En sus primeros dos períodos Ortega implementó un modelo de gobierno, relativamente original, con resultados parcialmente positivos. Uno de sus rasgos distintivos ha sido la estrecha relación con el sector privado: sus representantes han sido incorporados al proceso legislativo y a otras instancias de Gobierno, produciendo una especie de sistema corporativo en el cual han reemplazado parcialmente el rol de los diputados. Otro rasgo ha sido el ejercicio de un “populismo responsable”, como lo llamó el académico Arturo Cruz; el uso clientelista y colorido de la abundante ayuda venezolana, pero cuidando los equilibrios macroeconómicos y fiscales —a diferencia de sus benefactores— y enfocando parte de ella en programas asistencialistas para los más pobres.
Favorecido por los “vientos de cola”, producto de volúmenes sin precedentes de ayuda externa y remesas, más precios favorables de las exportaciones, el modelo pudo exhibir un crecimiento cercano al cuatro por ciento anual, junto con la muy visible ampliación de la infraestructura —carreteras, parques, red eléctrica, etc.— y cierta disminución de la pobreza extrema. Aumentó también la inversión privada, nacional y extranjera, y se multiplicaron las construcciones.
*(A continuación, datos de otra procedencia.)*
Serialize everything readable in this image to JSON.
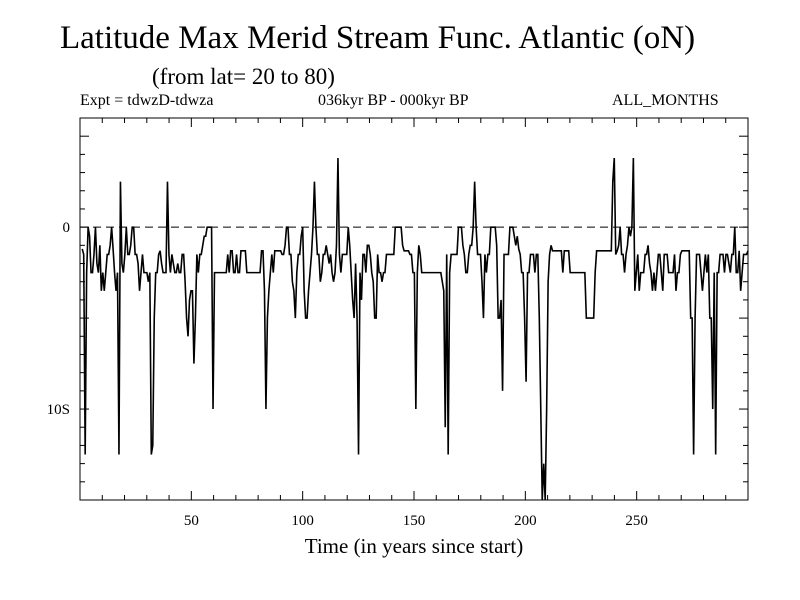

En el pasivo, y como frenos del modelo, quedaron aspectos menos originales, como la concentración del poder, el sometimiento del poder judicial, y los fraudes electorales. También falló en modernizar la estructura económica del país y no logró mejorar apreciablemente la productividad, la igualdad social, el empleo y la educación. Esta última, en particular, a pesar de ser fundamental en la promoción de los pobres, no recibió priorización presupuestaria ni mejoró su bajísima calidad.
¿Funcionará mejor en este tercero y nuevo período presidencial, o entrará en una etapa de estancamiento o de retroceso? Un factor adverso será el hecho de que están disminuyendo los vientos de cola: la ayuda venezolana es la mitad de antes, con perspectivas de seguir menguando o desaparecer, los precios de las exportaciones son menores, y pende sobre el país la amenaza del “Nica Act”, que vendría a suprimir la importante ayuda de las multinacionales y a golpear el clima de inversiones.
La lógica sugiere entonces que, si en medio de las mejores circunstancias, el modelo orteguista no pudo hacer que Nicaragua alcanzase la tasa del siete por ciento —que muchos economistas consideran esencial para superar la pobreza— ni logró avanzar mucho en otros frentes sociales, difícilmente lo hará ahora. En realidad, a lo que más podría aspirar Ortega es que en los próximos años las tasas conseguidas no disminuyan. Esto nos deja con dos escenarios: el optimista, que sería más de lo mismo, y el pesimista que sería menos de lo mismo. Existe empero un escenario mejor, capaz de superar los anteriores niveles de desarrollo económico y social, pero este exigiría cambios importantes en el comportamiento político del mandatario.
Ortega, en su discurso inaugural, dio un paso en la dirección correcta al anunciar su interés en profundizar su diálogo con el sector privado y promover el concepto del Estado “facilitador”. Pero esto resultará radicalmente insuficiente si no va acompañado, como mínimo, de reformas que aseguren la independencia y profesionalismo del sistema judicial y del poder electoral, y de mejoras sustanciales de la educación pública.
Con lo anterior Nicaragua se libraría del lastre de la falta de institucionalidad y la baja productividad, y entraría en una fase mucho más próspera y sostenible; se preservarían importantes flujos de cooperación externa, se dispararían las inversiones y los pobres serían dotados de mayores oportunidades de progreso. ¿Optará Ortega por este camino o empantanará su futuro, y el de su país, aferrándose a un modelo agotado? Solo él tiene la repuesta.
El autor fue ministro de Educación en el gobierno de doña Violeta Barrios de Chamorro.